BAFTA Rising Star Awards: 5 Reasons Why Danny Dyer Gets Our Vote

3. Billy The Limpet - Mean Machine (2001)

As a dedicated, life-long fan of West Ham, Dyer must rightfully be considered an expert of the sport, and yet his no-hope character in the British remake of the American Football classic The Longest Yard (which would later be re-remade unnecessarily by Adam Sandler) which switched the central sport to the real type of football, is an attrociously bad footballer, without a clue.

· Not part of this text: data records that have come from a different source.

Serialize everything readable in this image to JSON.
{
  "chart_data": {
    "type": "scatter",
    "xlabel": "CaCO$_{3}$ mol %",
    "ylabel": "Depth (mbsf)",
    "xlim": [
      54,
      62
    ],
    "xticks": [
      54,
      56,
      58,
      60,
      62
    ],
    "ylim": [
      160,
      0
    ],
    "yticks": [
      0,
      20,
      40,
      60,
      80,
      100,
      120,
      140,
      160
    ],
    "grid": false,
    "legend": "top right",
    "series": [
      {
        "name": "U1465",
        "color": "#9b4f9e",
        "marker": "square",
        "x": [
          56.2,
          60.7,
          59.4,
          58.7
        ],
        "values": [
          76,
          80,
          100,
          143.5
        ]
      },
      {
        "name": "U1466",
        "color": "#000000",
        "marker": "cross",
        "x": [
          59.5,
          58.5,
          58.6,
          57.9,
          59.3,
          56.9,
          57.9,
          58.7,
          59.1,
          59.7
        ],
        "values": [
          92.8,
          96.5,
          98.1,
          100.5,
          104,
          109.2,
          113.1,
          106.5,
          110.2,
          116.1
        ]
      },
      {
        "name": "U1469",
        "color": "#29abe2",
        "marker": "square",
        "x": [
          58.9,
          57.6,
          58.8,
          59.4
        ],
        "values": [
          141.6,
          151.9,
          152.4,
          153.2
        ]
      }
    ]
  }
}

With consummate professional commitment, and no small amount of skill, Dyer reduced the type of ability that would see him chosen as the chairman of Kent League's Greenwich Borough in 2007. As the saying goes, the greatest trick the Devil ever pulled was convincing everyone that he didn't exist. The same goes for Dyer: he has built a career out of mediocrity, frequently playing unlikeable characters, in terrible films that a lot of people will never see (either out of choice, or because they simply aren't able to buy them) and yet he obviously has the ability to play completely convincing characters, like the losers he has played in Human Traffic and Mean Machine to name but two. Is it all a ruse? Has Dyer been pulling the wool over all of our eyes with his more dismal film output? It's a pretty pertinent theory, especially with him now joining the auspicious ranks of Eastenders actors, which also includes stellar talents like Dean Gaffney and Barry Off Eastenders.